My name is Joselyne Villela, I’m 21 years old. I grew up in a small community of the Verapaces area, named Fray Bartolomé de las Casas. This community is located at 8 hours away from Guatemala City. Fray, as we call our community, was one of the areas that had more human rights violations during the civil war in the 80s. The CREOMPAZ facilities are there. You might have heard about it because there is an ongoing judicial process against several militaries charged of forced disappearances.
The community was abandoned to the state policies, unknown to its remoteness, depleted from a neoliberal development approach, and with strong roots of discrimination, sexism and adultcentrism in all areas in the community. Growing up in these situations, it woke up my desires to protect and promote human rights to all people but specially of youth.

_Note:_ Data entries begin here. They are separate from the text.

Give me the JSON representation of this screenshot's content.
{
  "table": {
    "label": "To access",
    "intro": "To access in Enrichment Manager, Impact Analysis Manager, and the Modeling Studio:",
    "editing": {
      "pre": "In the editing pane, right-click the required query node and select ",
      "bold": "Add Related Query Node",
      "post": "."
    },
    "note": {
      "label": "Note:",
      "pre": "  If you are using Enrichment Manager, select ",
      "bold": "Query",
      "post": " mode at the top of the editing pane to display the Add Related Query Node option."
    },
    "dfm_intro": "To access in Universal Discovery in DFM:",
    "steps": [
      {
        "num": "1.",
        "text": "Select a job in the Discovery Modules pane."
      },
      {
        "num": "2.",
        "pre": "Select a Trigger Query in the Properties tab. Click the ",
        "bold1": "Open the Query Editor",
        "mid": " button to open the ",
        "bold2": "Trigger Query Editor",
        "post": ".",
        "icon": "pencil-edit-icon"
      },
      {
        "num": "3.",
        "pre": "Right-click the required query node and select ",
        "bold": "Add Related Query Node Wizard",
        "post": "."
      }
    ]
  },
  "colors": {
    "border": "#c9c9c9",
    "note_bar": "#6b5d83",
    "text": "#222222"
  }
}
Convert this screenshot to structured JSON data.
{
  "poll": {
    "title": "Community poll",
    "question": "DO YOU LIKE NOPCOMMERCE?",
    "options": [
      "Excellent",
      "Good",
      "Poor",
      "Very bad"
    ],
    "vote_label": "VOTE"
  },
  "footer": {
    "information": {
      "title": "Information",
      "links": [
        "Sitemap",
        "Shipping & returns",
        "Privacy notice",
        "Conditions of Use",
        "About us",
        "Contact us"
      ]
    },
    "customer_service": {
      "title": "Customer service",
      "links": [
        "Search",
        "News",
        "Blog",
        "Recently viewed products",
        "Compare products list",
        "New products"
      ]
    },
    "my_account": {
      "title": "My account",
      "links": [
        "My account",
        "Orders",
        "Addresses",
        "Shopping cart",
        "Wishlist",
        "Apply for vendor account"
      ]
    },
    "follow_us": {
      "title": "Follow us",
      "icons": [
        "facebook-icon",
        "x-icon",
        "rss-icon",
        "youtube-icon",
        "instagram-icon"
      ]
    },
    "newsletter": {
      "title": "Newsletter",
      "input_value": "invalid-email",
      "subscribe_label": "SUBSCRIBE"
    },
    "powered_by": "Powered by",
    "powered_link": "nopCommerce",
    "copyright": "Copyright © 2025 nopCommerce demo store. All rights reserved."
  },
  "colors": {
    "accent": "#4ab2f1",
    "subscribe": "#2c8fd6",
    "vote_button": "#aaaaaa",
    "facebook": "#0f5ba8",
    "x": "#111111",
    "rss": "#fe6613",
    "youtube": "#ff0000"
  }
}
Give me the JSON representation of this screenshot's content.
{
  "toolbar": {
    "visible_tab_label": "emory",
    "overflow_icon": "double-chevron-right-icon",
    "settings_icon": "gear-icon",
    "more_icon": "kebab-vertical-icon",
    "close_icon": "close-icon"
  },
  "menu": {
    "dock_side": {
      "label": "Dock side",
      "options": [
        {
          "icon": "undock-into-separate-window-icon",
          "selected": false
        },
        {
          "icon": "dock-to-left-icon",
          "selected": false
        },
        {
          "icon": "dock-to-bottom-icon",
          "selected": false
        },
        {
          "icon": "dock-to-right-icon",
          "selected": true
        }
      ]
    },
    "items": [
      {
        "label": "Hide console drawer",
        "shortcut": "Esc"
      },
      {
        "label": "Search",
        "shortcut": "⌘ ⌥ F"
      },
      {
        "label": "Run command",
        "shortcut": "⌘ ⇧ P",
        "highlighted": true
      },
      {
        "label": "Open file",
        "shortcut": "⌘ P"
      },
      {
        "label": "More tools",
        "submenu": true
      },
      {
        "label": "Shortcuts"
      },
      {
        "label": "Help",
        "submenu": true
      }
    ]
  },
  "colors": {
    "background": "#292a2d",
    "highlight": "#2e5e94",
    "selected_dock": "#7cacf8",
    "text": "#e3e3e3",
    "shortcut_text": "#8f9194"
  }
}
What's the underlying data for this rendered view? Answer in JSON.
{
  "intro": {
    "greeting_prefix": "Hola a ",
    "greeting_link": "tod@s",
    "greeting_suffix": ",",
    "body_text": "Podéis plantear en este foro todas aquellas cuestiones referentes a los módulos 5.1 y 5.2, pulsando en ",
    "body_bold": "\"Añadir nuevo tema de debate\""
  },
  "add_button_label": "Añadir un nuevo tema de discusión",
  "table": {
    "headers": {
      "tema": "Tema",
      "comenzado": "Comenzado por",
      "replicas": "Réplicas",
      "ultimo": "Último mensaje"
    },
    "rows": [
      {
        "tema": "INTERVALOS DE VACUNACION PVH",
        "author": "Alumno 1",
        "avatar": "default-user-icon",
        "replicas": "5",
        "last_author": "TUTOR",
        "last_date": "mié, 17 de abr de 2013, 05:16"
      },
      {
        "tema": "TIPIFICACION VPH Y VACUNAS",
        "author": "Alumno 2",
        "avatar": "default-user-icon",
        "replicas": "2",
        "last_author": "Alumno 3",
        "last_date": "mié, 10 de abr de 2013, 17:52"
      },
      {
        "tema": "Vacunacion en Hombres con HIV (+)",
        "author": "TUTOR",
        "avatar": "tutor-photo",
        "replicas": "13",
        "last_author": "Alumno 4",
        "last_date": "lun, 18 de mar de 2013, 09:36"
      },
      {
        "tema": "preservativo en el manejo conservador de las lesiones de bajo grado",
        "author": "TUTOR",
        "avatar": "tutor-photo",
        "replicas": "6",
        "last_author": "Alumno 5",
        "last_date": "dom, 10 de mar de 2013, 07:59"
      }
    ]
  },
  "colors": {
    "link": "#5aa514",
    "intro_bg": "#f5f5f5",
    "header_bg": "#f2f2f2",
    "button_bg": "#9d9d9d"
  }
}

However this desire was plagued with difficulties, as I moved to Guatemala city, I went to study at the central campus of the only public university in the country, and against of the pressure from my parents for me to become a systems engineer, I decided to study social sciences. My parents coerced me to register me in the career that they chose, however my ideology and life experiences led me to question the reality in which many young people and me lived, leading me to take, at age 16, to the most important decision that I had made in my life, studying International affairs, that gave me the opportunity to question and analyze the situation of the country.
During the last year of my career, I could familiarize with conflict transformation and peace building of AFSC approach in Guatemala which I knew through the professional practices program from the state university and the space that AFSC provides to college students interested in the violence prevention and peace building. AFSC allowed me to learn about the LPN program and I have been able to connect with youth and adult leaders from different communities, who were displaced or are living at high risk as a result of the violence and exclusion in which they live.
I am thankful to AFSC because I’ve been able to learn about youth struggles in the urban areas of the Guatemala City, also I have learned new approaches to prevent violence and to promote peace building around youth that like me, at a certain moment, have been discriminated against and ignored, but that are willing to generate change in themselves and in their communities.